The planned teardown of the nearly dozen buildings in the Essex Court Apartments, which are visible from the interstate and have become known as some of the most troublesome properties on Martin Luther King Jr. Drive, is the latest example of Atlanta’s push to knock down vacant, blighted properties that can become nests of drug use, vagrancy and more serious crimes.

Ripped-out drywall, broken glass, graffiti, uncut grass and liquor bottles litter the block-long site. The apartments, built in 1961 and abandoned for about a decade, stand across the street from Westview Cemetery. City officials fear that the eyesore has deterred potential investors for years.

“It was a huge, major problem,” said Steven Lee, who runs a counseling center nearby and serves as president of the Martin Luther King Jr. Drive Merchants Association. “We’re excited to see that first brick knocked out.”

Several people said they had been victimized by theft from people who prowled in the complex. Morehouse College senior Christian Bell said walking past the complex from the nearby MARTA station made him nervous.

“I can feel a little safer when I walk here,” Bell said Thursday as demolition equipment arrived.

Within the past year, Atlanta has demolished the Wishing Well Apartments in southeast Atlanta and an abandoned apartment complex at 2020 Allison Court in southwest Atlanta. In those cases, the city said the owners were not responsive to citations and did not help clean up the properties.

City officials say putting code enforcement under the purview of the Atlanta Police Department has helped give weight to its clean-up efforts. So has a new registry of vacant properties.

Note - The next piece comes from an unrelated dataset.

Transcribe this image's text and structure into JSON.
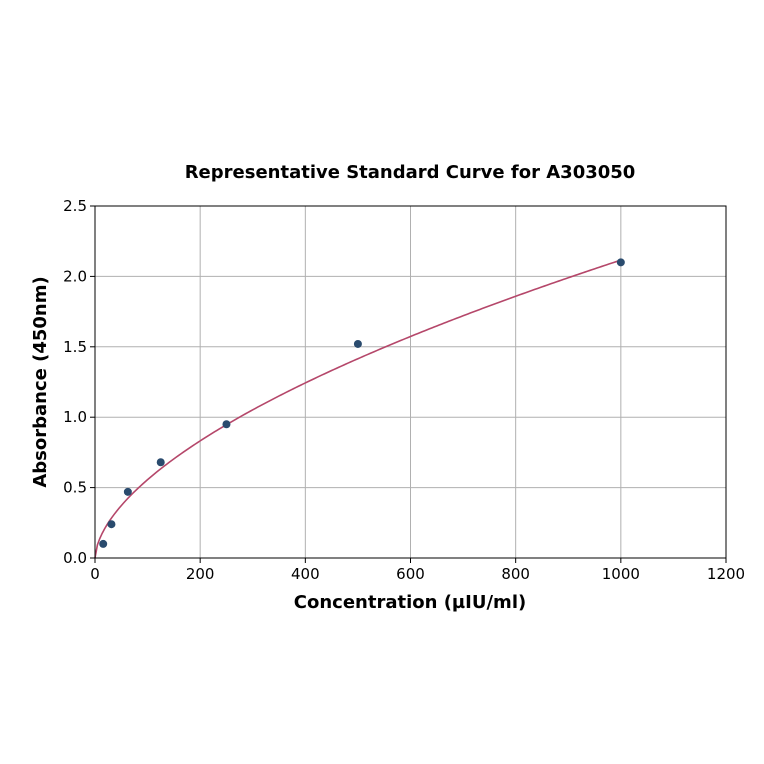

“I think you’ll see us moving faster and faster,” said Atlanta mayor Kasim Reed.

In beginning to tear down the Essex Court Apartments on Thursday, the city had the cooperation of local attorney and developer John Mansour, who had acquired the legal title in fits and starts over the last five years.

It was a tangled, tortuous process to get the legal right to demolish the structures. Reed said parts the complex were controlled by 20 different owners with 11 different banks involved.

“A long-time coming,” Mansour said of the demolition.

Thursday’s demolition, which would usually cost the city more than $200,000, is being paid for by Mansour and his team to make way for a new development. Mansour declined to discuss his plans in detail, but said the location could be put to several uses, including residential.

“I don’t know what we will have here. but I’m excited for what we won’t have here anymore,” said City Councilman C.T. Martin.